Cosicchè, per stare al caso italiano, negli ultimi anni, circa centosettanta Comuni hanno adottato regolamenti per l’amministrazione condivisa dei beni comuni. In questo quadro, il Comune di Bologna è stato il primo, nel 2014, a disciplinare “forme di collaborazione tra cittadini e Amministrazione per la cura e la rigenerazione dei beni comuni urbani”, nell’ambito delle quali si prevede la cooperativa (Amministrazione-privati) identificazione di tali beni.

La collaborazione Amministrazione-cittadinanza è volta, quindi, a conciliare il principio di legalità con quello di autoproduzione sociale: ovverosia emancipare, in attuazione della sussidiarietà orizzontale, le prassi sociali, facendole confluire in un dialogo paritario con l’Amministrazione comunale, responsabile dell’equo contemperamento degli interessi pubblici e privati sul territorio.

Nel rispetto delle regole minime per l’amministrazione condivisa fissate dai regolamenti comunali, si inseriscono i cosiddetti “patti di collaborazione”, quale principale strumento negoziale preposto alla concreta disciplina degli interventi di micro-rigenerazione: negozio che, nei vari regolamenti comunali, si declina in diverse fattispecie. Il patto di collaborazione può essere sottoscritto in seguito all’iniziativa cittadina sollecitata dalla Pubblica amministrazione o promossa direttamente dai privati.

Per concludere, la questione della città pubblica ha una sua consistenza ed una sua realtà che tuttavia va esaminata nei suoi contenuti pregnanti poiché esistono problematiche diverse alle quali si può rispondere con soluzioni e strumenti diversi.

Quello che possiamo dire è che certamente deve mutare il ruolo dell’amministrazione la cui azione non può fermarsi al solo provvedimento autoritativo ma assumere un comportamento attivo, un ruolo di ascolto e di accompagnamento rispetto alle esigenze dei cittadini alla ricerca di ottenerne la collaborazione ed il consenso ai fini di rispondere ai bisogni di una collettività urbana,spesso inascoltati ed insoddisfatti.

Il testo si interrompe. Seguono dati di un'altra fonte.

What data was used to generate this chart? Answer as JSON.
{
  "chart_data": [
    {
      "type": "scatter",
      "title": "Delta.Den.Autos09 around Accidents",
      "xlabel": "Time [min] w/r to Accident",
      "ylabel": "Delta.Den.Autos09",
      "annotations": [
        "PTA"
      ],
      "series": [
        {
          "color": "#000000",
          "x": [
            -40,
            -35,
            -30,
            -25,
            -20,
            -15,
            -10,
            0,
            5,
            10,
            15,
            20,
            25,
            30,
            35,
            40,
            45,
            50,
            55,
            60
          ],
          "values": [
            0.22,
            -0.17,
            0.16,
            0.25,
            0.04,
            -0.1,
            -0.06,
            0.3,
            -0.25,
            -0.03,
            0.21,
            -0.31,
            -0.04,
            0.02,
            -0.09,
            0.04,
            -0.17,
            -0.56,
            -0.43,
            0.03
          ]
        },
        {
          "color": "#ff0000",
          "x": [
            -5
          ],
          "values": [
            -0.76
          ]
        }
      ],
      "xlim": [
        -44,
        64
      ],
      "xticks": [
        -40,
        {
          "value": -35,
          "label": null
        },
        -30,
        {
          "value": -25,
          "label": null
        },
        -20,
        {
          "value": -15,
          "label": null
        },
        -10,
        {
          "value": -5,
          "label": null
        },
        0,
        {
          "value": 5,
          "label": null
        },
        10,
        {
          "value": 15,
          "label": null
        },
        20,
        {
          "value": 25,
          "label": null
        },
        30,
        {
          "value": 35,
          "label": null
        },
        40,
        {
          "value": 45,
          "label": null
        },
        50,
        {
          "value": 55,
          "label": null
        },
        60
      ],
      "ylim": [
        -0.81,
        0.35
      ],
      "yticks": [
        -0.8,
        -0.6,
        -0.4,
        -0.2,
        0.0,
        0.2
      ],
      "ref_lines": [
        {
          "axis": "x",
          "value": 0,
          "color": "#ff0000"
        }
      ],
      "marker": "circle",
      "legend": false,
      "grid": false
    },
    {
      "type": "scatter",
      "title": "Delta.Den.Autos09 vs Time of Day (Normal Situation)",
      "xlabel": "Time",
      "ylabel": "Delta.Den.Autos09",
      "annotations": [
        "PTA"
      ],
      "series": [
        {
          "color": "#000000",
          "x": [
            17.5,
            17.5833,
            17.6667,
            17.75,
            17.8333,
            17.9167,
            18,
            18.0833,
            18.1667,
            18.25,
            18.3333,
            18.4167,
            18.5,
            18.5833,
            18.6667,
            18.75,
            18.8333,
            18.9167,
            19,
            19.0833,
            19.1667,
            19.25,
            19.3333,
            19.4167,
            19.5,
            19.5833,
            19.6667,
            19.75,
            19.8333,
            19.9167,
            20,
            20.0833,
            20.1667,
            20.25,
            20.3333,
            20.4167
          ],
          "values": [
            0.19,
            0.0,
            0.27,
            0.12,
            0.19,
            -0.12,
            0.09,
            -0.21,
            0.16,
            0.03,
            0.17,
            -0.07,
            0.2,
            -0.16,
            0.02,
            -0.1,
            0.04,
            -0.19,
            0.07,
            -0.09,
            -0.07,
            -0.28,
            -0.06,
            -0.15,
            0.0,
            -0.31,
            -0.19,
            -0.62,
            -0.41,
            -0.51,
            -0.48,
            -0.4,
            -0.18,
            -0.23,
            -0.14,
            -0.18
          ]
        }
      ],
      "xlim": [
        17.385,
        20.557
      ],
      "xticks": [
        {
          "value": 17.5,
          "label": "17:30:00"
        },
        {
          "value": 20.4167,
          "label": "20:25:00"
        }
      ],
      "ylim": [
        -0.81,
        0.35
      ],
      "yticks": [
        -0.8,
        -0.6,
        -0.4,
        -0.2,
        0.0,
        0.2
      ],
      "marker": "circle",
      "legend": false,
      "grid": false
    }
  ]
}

La collaborazione pubblico/privato diviene certamente il terreno di coltura di queste nuove pratiche e di politichepubbliche sempre più di prossimità che richiedono però che l’amministrazione sia liberata dalle pastoie della rigidità del procedimento, dal rischio dell’illecito penale, assumendo un ruolo attivo che concretizzi effettivamente quel ruolo di amministrazione servente spesso rimasto sulla carta.